Toyota and Mitsubishi Chemical use IBM quantum computer

Nikkei has learned that a group of Japanese companies, including Tokyo-Toyota, have started using IBM quantum computers and are looking for new ways to apply next-generation computers for industrial purposes.

Toyota, Mitsubishi Chemical and 10 other companies plan to jointly use quantum computers for commercial purposes. One possibility is to use the system to develop new materials.

IBM will set up a unit at the Kawasaki Business Incubation Center (KBIC) in Kanagawa Prefecture, southwest of Tokyo. The system, scheduled for entry into service at the end of July, is based on the “door model” and is very versatile and has many possible uses.

Outside of the United States, Japan is the second largest site for IBM quantum computers after Germany.

This system will be used by the Japan Quantum Innovation Initiative Consortium, led by the University of Tokyo. Last year, a consortium was formed which included Toyota, Hitachi, Toshiba and the Sony Group with the aim of accelerating national research and development using quantum computing.

Installing a quantum computer typically costs billions of dollars and tens of millions of dollars. The members of the consortium share the installation costs.

The consortium aims to verify the functionality of quantum computers and to accumulate expertise on how to use them differently from conventional computers.

IBM aims to work with Japanese companies to advance quantum computing and develop practical applications for its machines.

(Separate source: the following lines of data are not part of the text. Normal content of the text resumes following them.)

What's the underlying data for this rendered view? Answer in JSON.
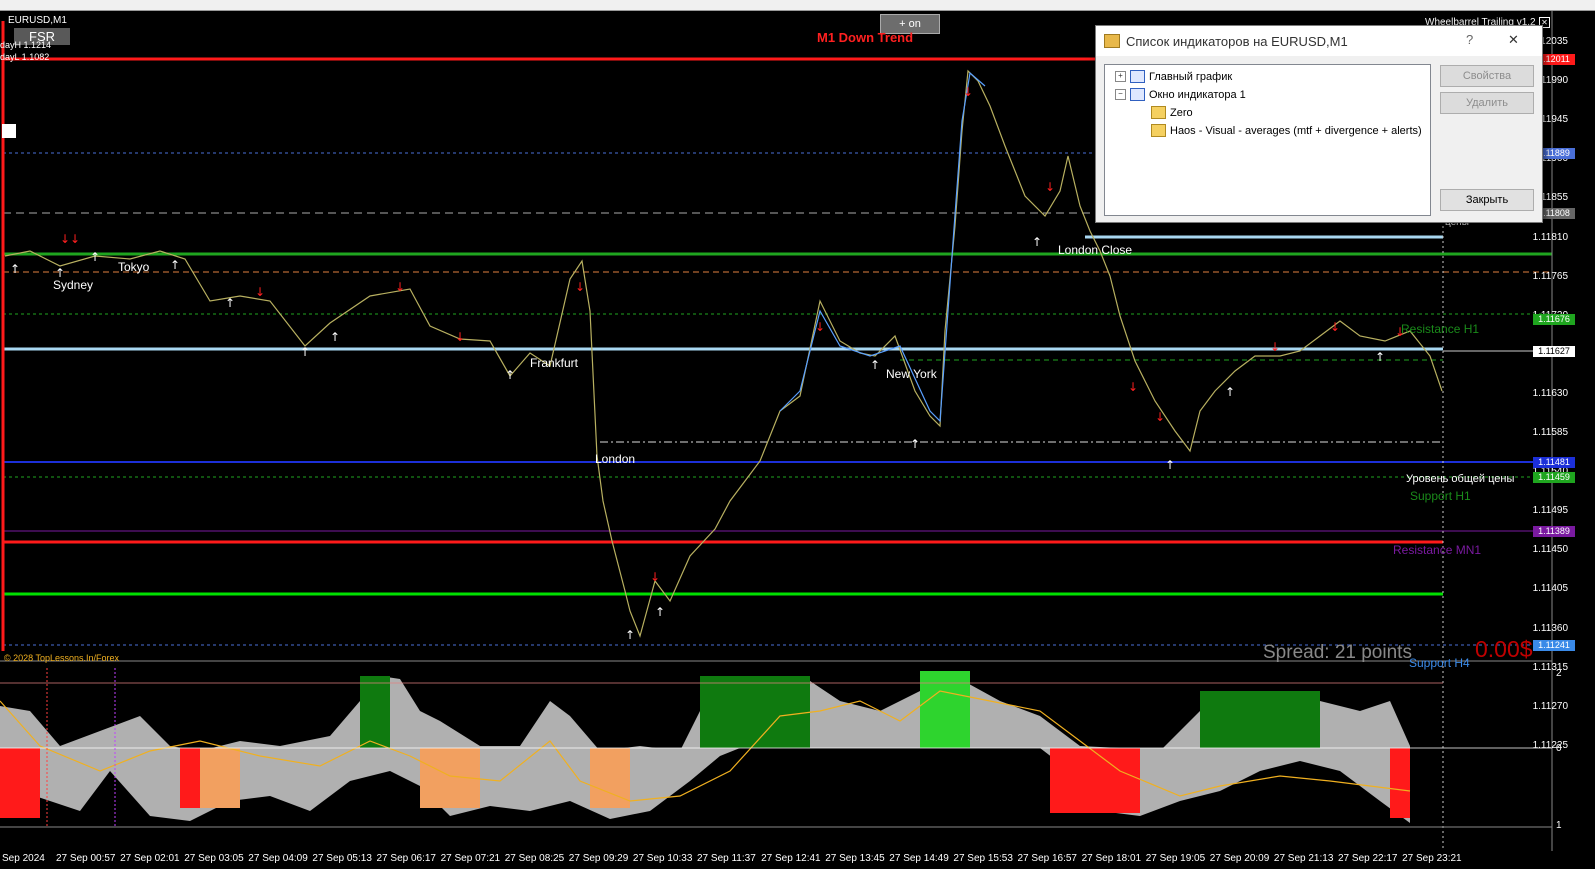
{
  "window": {
    "symbol_title": "EURUSD,M1",
    "fsr_label": "FSR",
    "day_high": "dayH 1.1214",
    "day_low": "dayL 1.1082",
    "plus_on_label": "+ on",
    "trend_label": "M1 Down Trend",
    "ea_label": "Wheelbarrel Trailing  v1.2",
    "copyright": "© 2028 TopLessons.In/Forex",
    "spread_label": "Spread: 21 points",
    "profit_label": "0.00$"
  },
  "sessions": {
    "sydney": "Sydney",
    "tokyo": "Tokyo",
    "frankfurt": "Frankfurt",
    "london": "London",
    "new_york": "New York",
    "london_close": "London Close"
  },
  "levels": {
    "common_price": "Уровень общей цены",
    "support_h1": "Support H1",
    "resistance_h1": "Resistance H1",
    "resistance_mn1": "Resistance MN1",
    "support_h4": "Support H4",
    "partial_label": "цены"
  },
  "price_axis": [
    "1.12035",
    "1.11990",
    "1.11945",
    "1.11900",
    "1.11855",
    "1.11810",
    "1.11765",
    "1.11720",
    "1.11675",
    "1.11630",
    "1.11585",
    "1.11540",
    "1.11495",
    "1.11450",
    "1.11405",
    "1.11360",
    "1.11315",
    "1.11270",
    "1.11225"
  ],
  "price_tags": {
    "top_red": "1.12011",
    "blue_dotted": "1.11889",
    "gray_dash": "1.11808",
    "green_res": "1.11676",
    "current": "1.11627",
    "blue_common": "1.11481",
    "green_sup": "1.11459",
    "purple_mn1": "1.11389",
    "support_h4": "1.11241"
  },
  "indicator_axis": {
    "top": "2",
    "mid": "0",
    "bottom": "1"
  },
  "time_axis": [
    "Sep 2024",
    "27 Sep 00:57",
    "27 Sep 02:01",
    "27 Sep 03:05",
    "27 Sep 04:09",
    "27 Sep 05:13",
    "27 Sep 06:17",
    "27 Sep 07:21",
    "27 Sep 08:25",
    "27 Sep 09:29",
    "27 Sep 10:33",
    "27 Sep 11:37",
    "27 Sep 12:41",
    "27 Sep 13:45",
    "27 Sep 14:49",
    "27 Sep 15:53",
    "27 Sep 16:57",
    "27 Sep 18:01",
    "27 Sep 19:05",
    "27 Sep 20:09",
    "27 Sep 21:13",
    "27 Sep 22:17",
    "27 Sep 23:21"
  ],
  "dialog": {
    "title": "Список индикаторов на EURUSD,M1",
    "help": "?",
    "close_x": "✕",
    "tree": {
      "main_chart": "Главный график",
      "indicator_window": "Окно индикатора 1",
      "item_zero": "Zero",
      "item_haos": "Haos - Visual - averages (mtf + divergence + alerts)"
    },
    "buttons": {
      "properties": "Свойства",
      "delete": "Удалить",
      "close": "Закрыть"
    }
  },
  "colors": {
    "red_line": "#ff1a1a",
    "green_line": "#1fa51f",
    "lime_line": "#00e000",
    "blue_line": "#1c2fd8",
    "purple_line": "#7a1aa0",
    "price_line": "#5aa0ff"
  }
}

One of the potential applications is the chemical industry, which wants to use computer simulation to create innovative materials. Mitsubishi Chemical plans to use computers to develop better light emitting diodes and solar cells. We also plan to use the IBM unit to develop a lithium-air battery that has the potential to store several times more energy than lithium-ion batteries currently used in smartphones and electric vehicles.

Quantum computers are also excellent at finding puzzle solutions in a large number of potential combinations.

Toyota is using computers to analyze big data from previous car trips in preparation for the transition to autonomous driving. It can be used to guide the vehicle along a specific route to avoid traffic jams.

In the United States, quantum computing is actively used in the financial sector. Goldman Sachs said in April that it plans to introduce algorithms that can speed up risk assessment and pricing of financial instruments, perhaps within five years.

Today, high-speed computers are generally considered supercomputers, but quantum computers are still in their infancy. Some analysts say that when it comes to real-world applications, it takes 3 to 5 years for quantum computers to start performing better than supercomputers, and up to 10 to 20 years for such applications to be. completed. say.

But in the end, quantum computers should be able to perform near-instantaneous calculations that can take hundreds of millions of years, even the fastest supercomputers. By taking advantage of this blazing speed, Japanese companies can gain an R&D advantage and improve Japan’s industrial competitiveness.

As quantum computers evolve, they can also be used to crack the code behind Internet communications, which will have a significant impact on national security.